La sécurité en intervention
La sécurité en intervention est l’ensemble des mesures prises visant à :
- identifier les dangers auxquels sont soumis les intervenants
- figer, diminuer et supprimer les risques
- adapter les règles de protection collective ou individuelle
Cependant la sécurité sur intervention reste l’affaire de tous ! Ainsi, les sapeurs-pompiers engagés sur une opération doivent :
- respecter les ordres reçus
- agir avec calme et en silence
- rester serein
- rendre compte
Le chef d’agrès incendie participe à la compréhension de la situation opérationnelle en analysant régulièrement les indicateurs dont il dispose, pour s’adapter en temps réel et mettre en œuvre les mesures nécessaires telles que :
- les réactions immédiates
- la lecture du feu et des fumées
- le port approprié des EPI (voir article)
- le contrôle mutuel des équipements de protection (voir Article ARI)
- le strict respect des consignes de sécurité
- la maîtrise des méthodes et techniques de lutte et de protection
- la mise en place d’itinéraires de replis et de secours
- la communication avec ses subordonnés directs ou d’autres C/A
Le chef d’agrès incendie est chargé en permanence d’évaluer et de surveiller l’engagement de ses personnels. Il doit prendre en compte également les autres services engagés sur opération.
Barrer le gaz est l’une de ses priorités !
Le zonage de sécurité est sous la responsabilité du COS. Lui seul décide des emplacements, des limites et des dénominations des secteurs.
La MGO : Marche Générale des Opérations (INC)
La MGO, Marche Générale des Opérations sera traitée plus tard dans un article dédié. Elle est ici résumée de façon succincte et centrée sur le rôle du chef d’agrès en intervention. Nous n’aborderons par conséquent qu’une partie de l’ensemble de ses actions.
Le placement des engins
Ce sujet a déjà été traité dans la partie 3 de la série d’articles Feu proposée par Rescue18. Vous pouvez consulter l’article ci-dessous.
Les réactions immédiates
Les réactions immédiates sont les actions que le COS doit entreprendre dès son arrivée sur les lieux.
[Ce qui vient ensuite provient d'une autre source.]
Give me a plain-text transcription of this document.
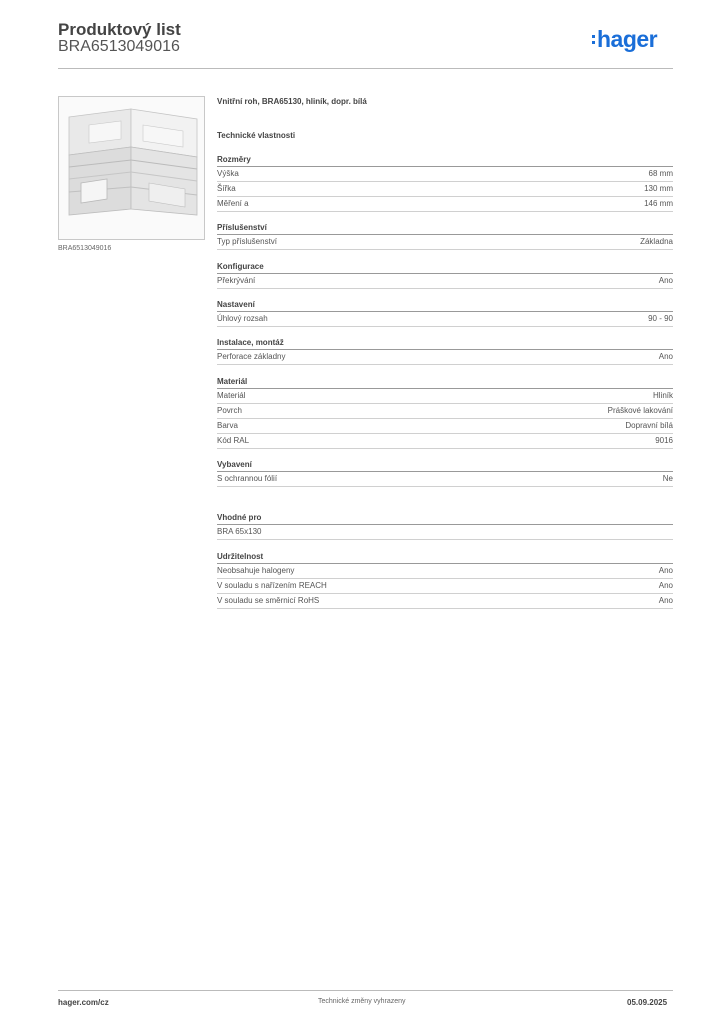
Produktový list
BRA6513049016	hager
BRA6513049016
Vnitřní roh, BRA65130, hliník, dopr. bílá
Technické vlastnosti
Rozměry
Výška	68 mm
Šířka	130 mm
Měření a	146 mm
Příslušenství
Typ příslušenství	Základna
Konfigurace
Překrývání	Ano
Nastavení
Úhlový rozsah	90 - 90
Instalace, montáž
Perforace základny	Ano
Materiál
Materiál	Hliník
Povrch	Práškové lakování
Barva	Dopravní bílá
Kód RAL	9016
Vybavení
S ochrannou fólií	Ne
Vhodné pro
BRA 65x130
Udržitelnost
Neobsahuje halogeny	Ano
V souladu s nařízením REACH	Ano
V souladu se směrnicí RoHS	Ano
hager.com/cz	Technické změny vyhrazeny	05.09.2025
Elles précèdent le raisonnement tactique et peuvent être du domaine :
- de l’action, dont les sauvetages et mises en sécurité
- du renseignement
- de l’information
Les reconnaissances
Les reconnaissances ont pour objet de collecter les informations relatives à l’analyse de la zone d’intervention, au sinistre, aux personnes et biens menacés en tenant compte de l’ensemble des axes de propagations potentiels.
Quelques exemples de questions – donc non exhaustif – que doit se poser (ou poser) le C/A incendie lors de sa recherche des renseignements qui concourent à sa reconnaissance :
- que se passe t-il ?
- quel type de feu façe à lui (pavillon, immeuble, ERP, industrie, etc…) ?
- nature et exploitation du bâtiment ?
- présence de sauvetages et/ou victimes ?
- nombre d’étages (superstructure et infrastructure) ?
- où le sinistre se situe t-il ?
- quels sont les risques de propagation(s) ?
- quels sont les accès (en rechercher deux à minima si possible) ?
- présence de fluides (gaz, électricité, cuve de fioul…) et où se situent les organes de barrage ?
- quels sont les moyens à demeure à sa disposition (colonne sèche ou humide, SSI, RIA, tirez-lachez, etc…) ?
A l’arrivée sur les lieux, le C/A doit effectuer une lecture batimentaire. Pour cela, il peut se placer sur le trottoir en face du bâtiment sinistré. Cette lecture lui permettra :
- de confirmer le nombre d’étages
- de déduire les moyens de prévention à demeure en fonction du bâtiment impacté. Habitation, IGH, ERP, industrie, bâtiment ancien ou moderne, etc… Il doit donc faire appel à ses connaissances
- d’observer les fumées, flammes, risque(s) de propagation(s)
- d’attribuer aux différentes façades, points particuliers, etc… une lettre ou un nom de baptême pour les futurs secteurs fonctionnels et/ou géographiques du COS
Le C/A incendie peut utiliser plusieurs moyens mnémotechniques pour ne rien oublier lors de sa reconnaissance. Par exemple, lors d’un feu d’habitation il peut appliquer le « CAGETE » :
- Courette > permet de reconnaître la façade arrière, observer les risques de propagations ou si une fenêtre est « allumée », de confirmer ou non la présence de sauvetages et/ou victimes.
- Ascenseur > doit être ramené au niveau 0/RDC puis bloqué. Permet de s’assurer de l’absence de personnes piegées à l’intérieur et de maîtriser la gaine qu’il représente. En cas de blocage à un autre niveau que celui accessible où se trouvent les secours, le C/A devra confier la mission de reconnaissance à un binôme. Il ne faut pas exclure la présence de victimes à l’intérieur comme l’ont prouvés différents Retex.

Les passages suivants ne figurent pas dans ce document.